Abracadabra, Manel Tekel Pharès, Papè Satan Papè Satan Aleppè, le vierge,
le vivace et le bel aujourd'hui, chaque fois qu'un poète, un prédicateur,
un chef, un mage ont émis d'insignifiants borborygmes, l'humanité met des
siècles à déchiffrer leur message. Les Templiers restent indéchiffrables
à cause de leur confusion mentale. C'est pour ça que tant de gens les
vénèrent. "
Umberto Eco, "Le Pendule de Foucault"
"Pour le vol et le crime, quels qu'ils soient, la
violence de l'exploité, la violence du faible ne sera jamais mise en parallèle
avec le crime du fort.
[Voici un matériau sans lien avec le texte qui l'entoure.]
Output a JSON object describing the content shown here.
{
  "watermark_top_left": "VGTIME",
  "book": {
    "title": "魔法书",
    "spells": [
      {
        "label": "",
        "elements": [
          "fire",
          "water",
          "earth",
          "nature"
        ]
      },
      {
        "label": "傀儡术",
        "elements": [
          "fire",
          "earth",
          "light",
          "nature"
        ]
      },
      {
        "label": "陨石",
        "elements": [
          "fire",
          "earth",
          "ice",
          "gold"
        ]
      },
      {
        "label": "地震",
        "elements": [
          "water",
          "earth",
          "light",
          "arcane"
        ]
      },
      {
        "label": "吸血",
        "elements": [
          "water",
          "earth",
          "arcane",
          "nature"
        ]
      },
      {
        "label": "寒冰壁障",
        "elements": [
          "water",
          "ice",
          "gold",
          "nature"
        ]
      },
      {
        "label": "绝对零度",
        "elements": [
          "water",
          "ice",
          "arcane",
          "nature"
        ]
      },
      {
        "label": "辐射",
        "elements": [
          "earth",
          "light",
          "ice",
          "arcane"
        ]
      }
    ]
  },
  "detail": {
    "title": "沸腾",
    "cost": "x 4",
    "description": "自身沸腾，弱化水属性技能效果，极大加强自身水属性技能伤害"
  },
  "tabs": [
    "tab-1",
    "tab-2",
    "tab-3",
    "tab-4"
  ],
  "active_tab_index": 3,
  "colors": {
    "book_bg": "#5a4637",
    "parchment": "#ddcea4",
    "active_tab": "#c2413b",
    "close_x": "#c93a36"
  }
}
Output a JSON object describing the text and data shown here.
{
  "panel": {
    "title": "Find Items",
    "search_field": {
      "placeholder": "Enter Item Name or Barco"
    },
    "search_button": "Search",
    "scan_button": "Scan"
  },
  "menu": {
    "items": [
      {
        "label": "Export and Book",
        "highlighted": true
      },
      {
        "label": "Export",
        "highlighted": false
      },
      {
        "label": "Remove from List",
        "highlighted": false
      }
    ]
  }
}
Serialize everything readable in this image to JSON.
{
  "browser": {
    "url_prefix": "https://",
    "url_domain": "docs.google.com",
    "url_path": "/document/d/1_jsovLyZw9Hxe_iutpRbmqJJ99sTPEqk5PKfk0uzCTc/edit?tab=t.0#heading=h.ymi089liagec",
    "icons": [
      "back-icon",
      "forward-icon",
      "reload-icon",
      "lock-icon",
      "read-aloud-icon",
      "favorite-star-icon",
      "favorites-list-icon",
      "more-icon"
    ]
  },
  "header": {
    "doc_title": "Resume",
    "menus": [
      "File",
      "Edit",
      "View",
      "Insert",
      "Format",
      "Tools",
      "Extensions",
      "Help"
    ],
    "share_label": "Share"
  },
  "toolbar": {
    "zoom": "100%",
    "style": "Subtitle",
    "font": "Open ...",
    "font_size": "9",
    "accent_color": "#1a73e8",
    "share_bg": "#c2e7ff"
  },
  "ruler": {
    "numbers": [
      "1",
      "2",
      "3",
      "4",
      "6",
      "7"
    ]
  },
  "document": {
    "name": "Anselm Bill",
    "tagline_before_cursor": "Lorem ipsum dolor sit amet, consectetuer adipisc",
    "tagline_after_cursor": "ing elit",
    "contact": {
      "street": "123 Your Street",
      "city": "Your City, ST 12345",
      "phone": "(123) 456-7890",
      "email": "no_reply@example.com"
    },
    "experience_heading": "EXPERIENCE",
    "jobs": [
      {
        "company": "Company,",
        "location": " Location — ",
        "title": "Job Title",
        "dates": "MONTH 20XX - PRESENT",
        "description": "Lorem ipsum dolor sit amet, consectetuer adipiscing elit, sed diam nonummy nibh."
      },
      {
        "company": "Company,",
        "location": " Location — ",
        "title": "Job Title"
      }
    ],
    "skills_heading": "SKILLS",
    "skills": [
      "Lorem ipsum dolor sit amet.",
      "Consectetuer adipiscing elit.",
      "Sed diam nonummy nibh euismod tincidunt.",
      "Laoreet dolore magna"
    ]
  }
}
La criminalité, sans conscience peut-être, sans libération
sans doute, cette violence de ceux qui n'acceptent pas l'ordre social, ne se
lira jamais tout à fait dans le même abécédaire de la violence de
l'ordre".
***
"Sans révolte, le miséreux reste misérable.
Absent.
Et peureux.
Vivant d'expédients existentiels.
De morale cultivée par des maîtres à penser.
A rêver.
A patienter en rond.
Et en marche - au pas.
vers le repos de la fosse commune.
Serrés les uns contre les autres.
Comme dans un gigantesque métro en route pour nulle part.
Jusqu'au pourrissement.
Jusqu'à la dissolution définitive de la moindre particule
d'os".
***
"Les massacreurs ont toujours été aveuglés par le
sang comme les bourreaux et les juges des tribunaux politiques".
***
"Le Gluk sourit en pesant à la petite MArie de la rue
du Pressoir accusée par les infâmes de la délation. ceux qui changent de camp
lorsque le sort est jeté et la bataille perdue.
Plusieurs la désignèrent à la troupe. "Elle a crié
vive la Commune".
Et ils l'emprisonnèrent des mois à Versailles avant qu'un
juge des tribunaux militaires finisse par se rendre compte que Marie était
sourde et muette.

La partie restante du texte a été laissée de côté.